Le président Joe Biden a défendu sa décision de mettre fin à 20 ans de guerre. "Je suis le quatrième président à gouverner avec une présence militaire américaine en Afghanistan (...). Je ne veux pas, et je ne vais pas, transmettre cette guerre à un cinquième", a-t-il lancé dimanche.

"Ceci n'est pas Saïgon", a quant à lui assuré le secrétaire d'Etat américain Antony Blinken sur CNN, évoquant la chute de la capitale vietnamienne, en 1975, un souvenir encore douloureux pour les États-Unis.

Au Royaume-Uni, ces derniers jours ouvertement critique concernant son allié américain, le Premier ministre britannique Boris Johnson a appelé les Occidentaux à adopter "une position commune" face aux talibans "pour éviter que l'Afghanistan ne redevienne un terreau pour le terrorisme".

Panique à Kaboul

Au fil de la journée, la panique s'est emparée de Kaboul. Les magasins ont fermé, des embouteillages monstres sont apparus. Une énorme cohue était visible auprès de la plupart des banques, les gens cherchant à retirer leur argent tant qu'il était encore temps.

Sur les réseaux sociaux, des vidéos montraient des groupes de combattants talibans lourdement armés patrouillant dans les grandes villes, brandissant des drapeaux blancs et saluant la population.

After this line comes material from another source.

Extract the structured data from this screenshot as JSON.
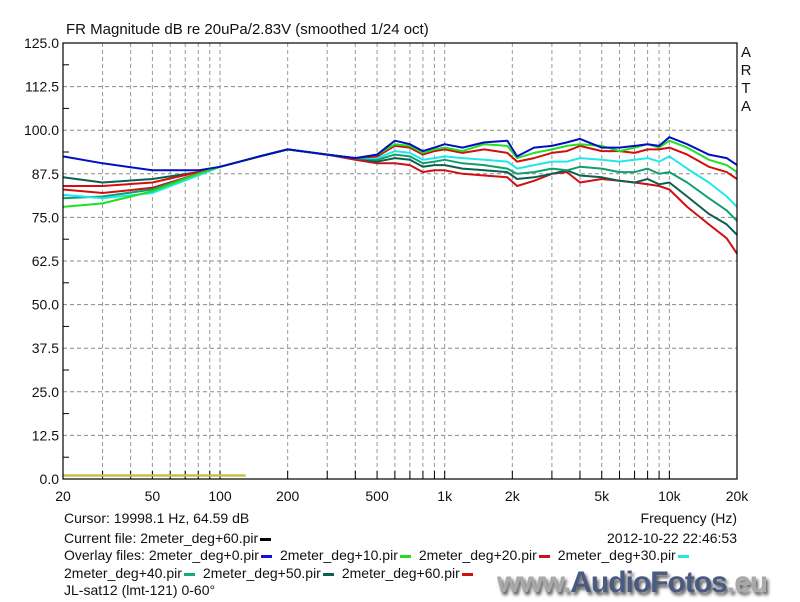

Beaucoup d'Afghans, et les femmes en particulier, habitués à la liberté de ces 20 dernières années, craignent le retour au pouvoir des talibans. Lorsqu'ils dirigeaient le pays, entre 1996 et 2001, ces derniers avaient imposé leur version ultra-rigoriste de la loi islamique.

Les talibans ont promis que s'ils revenaient au pouvoir, ils respecteraient les droits humains, en accord avec les "valeurs islamiques". Mais dans les zones nouvellement conquises, ils ont déjà été accusés de nombreuses atrocités: meurtres de civils, décapitations, enlèvements d'adolescentes pour les marier de force, notamment.